Some feel that John and Dan's departure made him feel left
behind and considered quitting too. However, he became one
of the biggest starts along with Gilda Radner. He
reportedly had "Lorne by the balls, and he yanked," (p353)
blackmailing him into giving him what he wanted.
In 1980, the film was released. It wasn't too popular,
perhaps being too much of an insider's movie for the general
public.
Billy began shedding his Hunter Thompson persona
when his work on the movie was finished. He dropped it
completely when the movie came out that spring. Where the
Buffalo Roam was panned by the critics and a disaster at
the box office, and Universal Studios quickly pulled it from
distribution. Hunter Thompson hated the film. Billy never
talked to anyone on the show about his Hunter Thompson
period, and nobody mentioned it to him. As one friend put
it, "You don't walk up to someone who's just emerged from a
coma and tell them how hard they've been to get along with."
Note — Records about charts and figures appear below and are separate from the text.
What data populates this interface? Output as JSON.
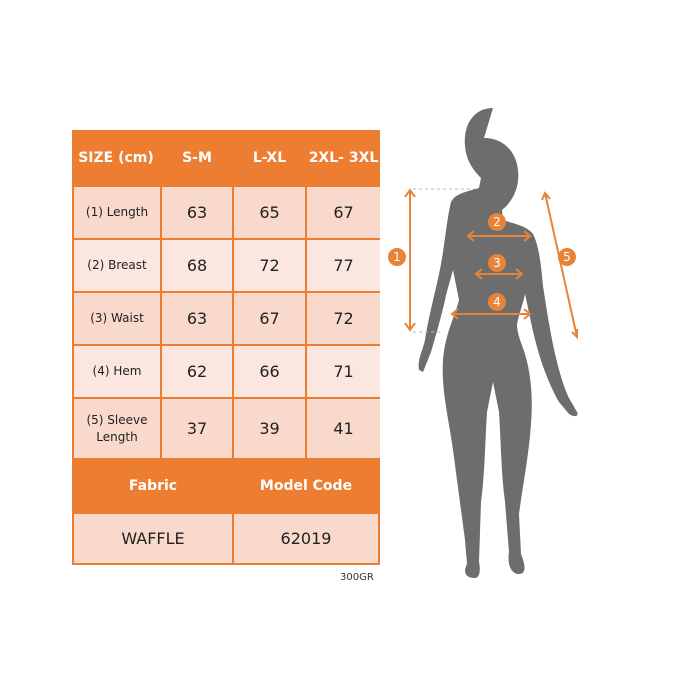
{
  "table": {
    "header": [
      "SIZE (cm)",
      "S-M",
      "L-XL",
      "2XL- 3XL"
    ],
    "rows": [
      {
        "label": "(1) Length",
        "values": [
          "63",
          "65",
          "67"
        ]
      },
      {
        "label": "(2) Breast",
        "values": [
          "68",
          "72",
          "77"
        ]
      },
      {
        "label": "(3) Waist",
        "values": [
          "63",
          "67",
          "72"
        ]
      },
      {
        "label": "(4) Hem",
        "values": [
          "62",
          "66",
          "71"
        ]
      },
      {
        "label": "(5) Sleeve Length",
        "values": [
          "37",
          "39",
          "41"
        ]
      }
    ],
    "info_header": [
      "Fabric",
      "Model Code"
    ],
    "info_values": [
      "WAFFLE",
      "62019"
    ]
  },
  "note": "300GR",
  "figure": {
    "markers": [
      "1",
      "2",
      "3",
      "4",
      "5"
    ]
  },
  "colors": {
    "accent": "#ed7d31",
    "cell": "#f8d9cc",
    "silhouette": "#6d6d6d"
  }
}
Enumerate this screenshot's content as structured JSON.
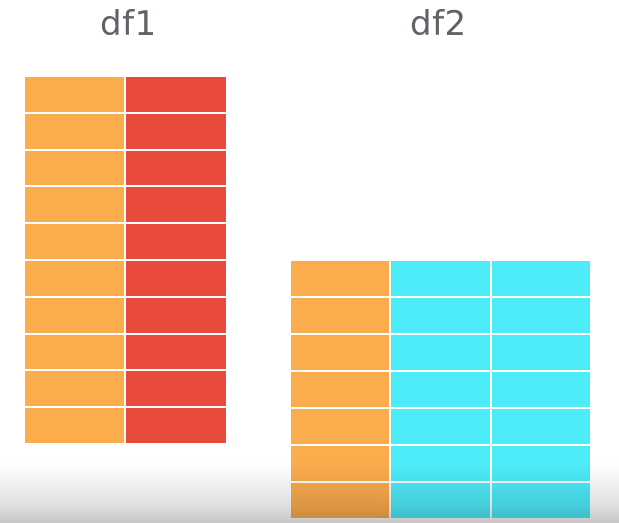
{
  "df1": {
    "title": "df1",
    "rows": 10,
    "column_colors": [
      "#fbac4d",
      "#e84b3c"
    ]
  },
  "df2": {
    "title": "df2",
    "rows": 7,
    "column_colors": [
      "#fbac4d",
      "#4eebf9",
      "#4eebf9"
    ]
  }
}
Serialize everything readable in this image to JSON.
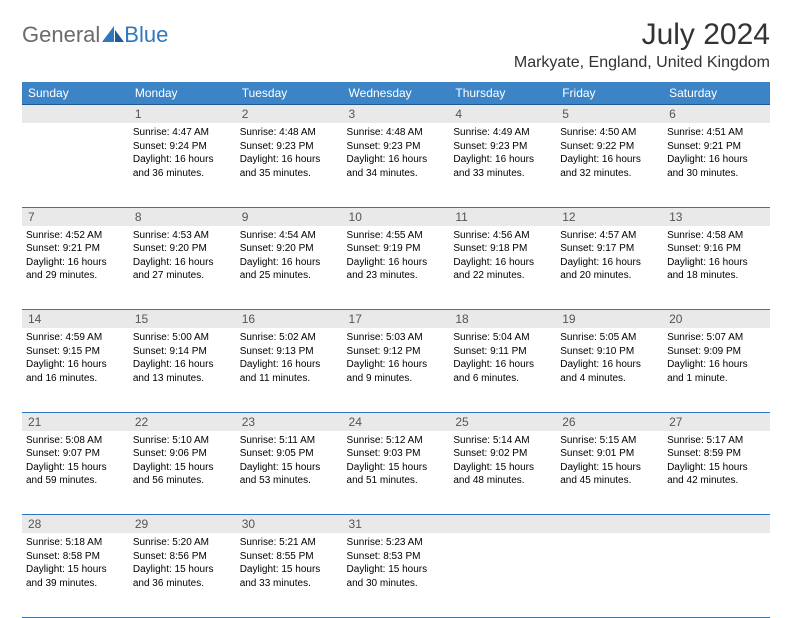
{
  "branding": {
    "logo_part1": "General",
    "logo_part2": "Blue",
    "logo_color1": "#6b6b6b",
    "logo_color2": "#2f78bd"
  },
  "header": {
    "month_title": "July 2024",
    "location": "Markyate, England, United Kingdom"
  },
  "styling": {
    "header_bg": "#3d84c6",
    "header_text": "#ffffff",
    "daynum_bg": "#e9e9e9",
    "daynum_text": "#555555",
    "rule_color": "#2f78bd",
    "body_text": "#000000",
    "title_fontsize": 30,
    "location_fontsize": 16,
    "header_fontsize": 12,
    "cell_fontsize": 10,
    "page_bg": "#ffffff"
  },
  "day_labels": [
    "Sunday",
    "Monday",
    "Tuesday",
    "Wednesday",
    "Thursday",
    "Friday",
    "Saturday"
  ],
  "first_weekday_index": 1,
  "days_in_month": 31,
  "days": {
    "1": {
      "sunrise": "Sunrise: 4:47 AM",
      "sunset": "Sunset: 9:24 PM",
      "daylight1": "Daylight: 16 hours",
      "daylight2": "and 36 minutes."
    },
    "2": {
      "sunrise": "Sunrise: 4:48 AM",
      "sunset": "Sunset: 9:23 PM",
      "daylight1": "Daylight: 16 hours",
      "daylight2": "and 35 minutes."
    },
    "3": {
      "sunrise": "Sunrise: 4:48 AM",
      "sunset": "Sunset: 9:23 PM",
      "daylight1": "Daylight: 16 hours",
      "daylight2": "and 34 minutes."
    },
    "4": {
      "sunrise": "Sunrise: 4:49 AM",
      "sunset": "Sunset: 9:23 PM",
      "daylight1": "Daylight: 16 hours",
      "daylight2": "and 33 minutes."
    },
    "5": {
      "sunrise": "Sunrise: 4:50 AM",
      "sunset": "Sunset: 9:22 PM",
      "daylight1": "Daylight: 16 hours",
      "daylight2": "and 32 minutes."
    },
    "6": {
      "sunrise": "Sunrise: 4:51 AM",
      "sunset": "Sunset: 9:21 PM",
      "daylight1": "Daylight: 16 hours",
      "daylight2": "and 30 minutes."
    },
    "7": {
      "sunrise": "Sunrise: 4:52 AM",
      "sunset": "Sunset: 9:21 PM",
      "daylight1": "Daylight: 16 hours",
      "daylight2": "and 29 minutes."
    },
    "8": {
      "sunrise": "Sunrise: 4:53 AM",
      "sunset": "Sunset: 9:20 PM",
      "daylight1": "Daylight: 16 hours",
      "daylight2": "and 27 minutes."
    },
    "9": {
      "sunrise": "Sunrise: 4:54 AM",
      "sunset": "Sunset: 9:20 PM",
      "daylight1": "Daylight: 16 hours",
      "daylight2": "and 25 minutes."
    },
    "10": {
      "sunrise": "Sunrise: 4:55 AM",
      "sunset": "Sunset: 9:19 PM",
      "daylight1": "Daylight: 16 hours",
      "daylight2": "and 23 minutes."
    },
    "11": {
      "sunrise": "Sunrise: 4:56 AM",
      "sunset": "Sunset: 9:18 PM",
      "daylight1": "Daylight: 16 hours",
      "daylight2": "and 22 minutes."
    },
    "12": {
      "sunrise": "Sunrise: 4:57 AM",
      "sunset": "Sunset: 9:17 PM",
      "daylight1": "Daylight: 16 hours",
      "daylight2": "and 20 minutes."
    },
    "13": {
      "sunrise": "Sunrise: 4:58 AM",
      "sunset": "Sunset: 9:16 PM",
      "daylight1": "Daylight: 16 hours",
      "daylight2": "and 18 minutes."
    },
    "14": {
      "sunrise": "Sunrise: 4:59 AM",
      "sunset": "Sunset: 9:15 PM",
      "daylight1": "Daylight: 16 hours",
      "daylight2": "and 16 minutes."
    },
    "15": {
      "sunrise": "Sunrise: 5:00 AM",
      "sunset": "Sunset: 9:14 PM",
      "daylight1": "Daylight: 16 hours",
      "daylight2": "and 13 minutes."
    },
    "16": {
      "sunrise": "Sunrise: 5:02 AM",
      "sunset": "Sunset: 9:13 PM",
      "daylight1": "Daylight: 16 hours",
      "daylight2": "and 11 minutes."
    },
    "17": {
      "sunrise": "Sunrise: 5:03 AM",
      "sunset": "Sunset: 9:12 PM",
      "daylight1": "Daylight: 16 hours",
      "daylight2": "and 9 minutes."
    },
    "18": {
      "sunrise": "Sunrise: 5:04 AM",
      "sunset": "Sunset: 9:11 PM",
      "daylight1": "Daylight: 16 hours",
      "daylight2": "and 6 minutes."
    },
    "19": {
      "sunrise": "Sunrise: 5:05 AM",
      "sunset": "Sunset: 9:10 PM",
      "daylight1": "Daylight: 16 hours",
      "daylight2": "and 4 minutes."
    },
    "20": {
      "sunrise": "Sunrise: 5:07 AM",
      "sunset": "Sunset: 9:09 PM",
      "daylight1": "Daylight: 16 hours",
      "daylight2": "and 1 minute."
    },
    "21": {
      "sunrise": "Sunrise: 5:08 AM",
      "sunset": "Sunset: 9:07 PM",
      "daylight1": "Daylight: 15 hours",
      "daylight2": "and 59 minutes."
    },
    "22": {
      "sunrise": "Sunrise: 5:10 AM",
      "sunset": "Sunset: 9:06 PM",
      "daylight1": "Daylight: 15 hours",
      "daylight2": "and 56 minutes."
    },
    "23": {
      "sunrise": "Sunrise: 5:11 AM",
      "sunset": "Sunset: 9:05 PM",
      "daylight1": "Daylight: 15 hours",
      "daylight2": "and 53 minutes."
    },
    "24": {
      "sunrise": "Sunrise: 5:12 AM",
      "sunset": "Sunset: 9:03 PM",
      "daylight1": "Daylight: 15 hours",
      "daylight2": "and 51 minutes."
    },
    "25": {
      "sunrise": "Sunrise: 5:14 AM",
      "sunset": "Sunset: 9:02 PM",
      "daylight1": "Daylight: 15 hours",
      "daylight2": "and 48 minutes."
    },
    "26": {
      "sunrise": "Sunrise: 5:15 AM",
      "sunset": "Sunset: 9:01 PM",
      "daylight1": "Daylight: 15 hours",
      "daylight2": "and 45 minutes."
    },
    "27": {
      "sunrise": "Sunrise: 5:17 AM",
      "sunset": "Sunset: 8:59 PM",
      "daylight1": "Daylight: 15 hours",
      "daylight2": "and 42 minutes."
    },
    "28": {
      "sunrise": "Sunrise: 5:18 AM",
      "sunset": "Sunset: 8:58 PM",
      "daylight1": "Daylight: 15 hours",
      "daylight2": "and 39 minutes."
    },
    "29": {
      "sunrise": "Sunrise: 5:20 AM",
      "sunset": "Sunset: 8:56 PM",
      "daylight1": "Daylight: 15 hours",
      "daylight2": "and 36 minutes."
    },
    "30": {
      "sunrise": "Sunrise: 5:21 AM",
      "sunset": "Sunset: 8:55 PM",
      "daylight1": "Daylight: 15 hours",
      "daylight2": "and 33 minutes."
    },
    "31": {
      "sunrise": "Sunrise: 5:23 AM",
      "sunset": "Sunset: 8:53 PM",
      "daylight1": "Daylight: 15 hours",
      "daylight2": "and 30 minutes."
    }
  }
}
But they were glad to have Bill Murray back.
After that Billy became more amenable to work with, although
he continuted to have his troubles with Lorne. And whatever
complaining he'd been doing backstage, after the first few
shows of the season, on-air he usually injected life into
even the worst roles he was given. As a result he emerged
from the fifth season a hugely popular
performer.
While Murray has still remain a popular actor, his hits have been few and far between.
After the success of Ghostbuster and Scrooged, he hardly had a box office
winner until Groundhog Day.
As an afterthought, I was recently ill and watched cartoons and the Comedy Network to ease my aching head.
I was watching old
reruns of Saturday Night Live, when Bill Murray
was doing his impersonation of Doc. He has the glasses,
the cigarette holder, the tumbler of whiskey. He was
in the background - it was when Buckwheat was murdered
and Eddie Murphy in character was being interviewed
and said he had this tape of what a low-life Buckwheat
really was. Bill was in the background. I couldn't
believe it and I just killed myself laughing. Overall, the skit wasn't very funny and I switched back to Teletoon.
This was rerun from about 1981 or so.